吴懿感激涕零道:“多谢太师救命之恩,请让吴懿任敢死队长,冲锋在前去取那剑阁,以谢太师。”
“不急。”康鹏笑道:“文和先生夜观天象,一月之内,益州将连降大雪,不宜进军。再说那剑阁之事本相自有安排,你且在营中休养,等那剑阁益州军之间内耗,我军坐收渔利。”
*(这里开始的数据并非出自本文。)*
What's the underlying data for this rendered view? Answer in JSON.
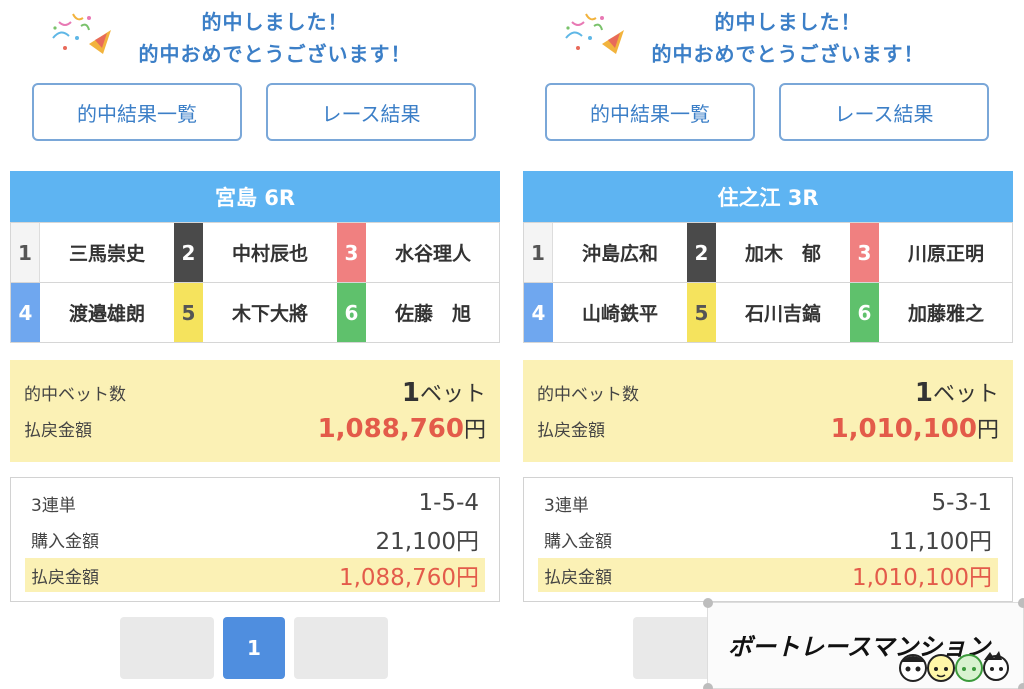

不出贾诩所料,益州的大雪果然下个不停,封山阻路,无法进军,好在董卓军早已囤足数月之用的粮草及取暖用的木材,倒也不愁军需不济。而两天后,康鹏收到长安李儒的来信,报知长安情,并提到长城之北的匈奴近来举动反常之事,询问是否可以按计划行事。
“让董崇去见收拾那个什么匈奴左贤王。”康鹏淡淡道:“省得他成天只会在长安花天酒地。”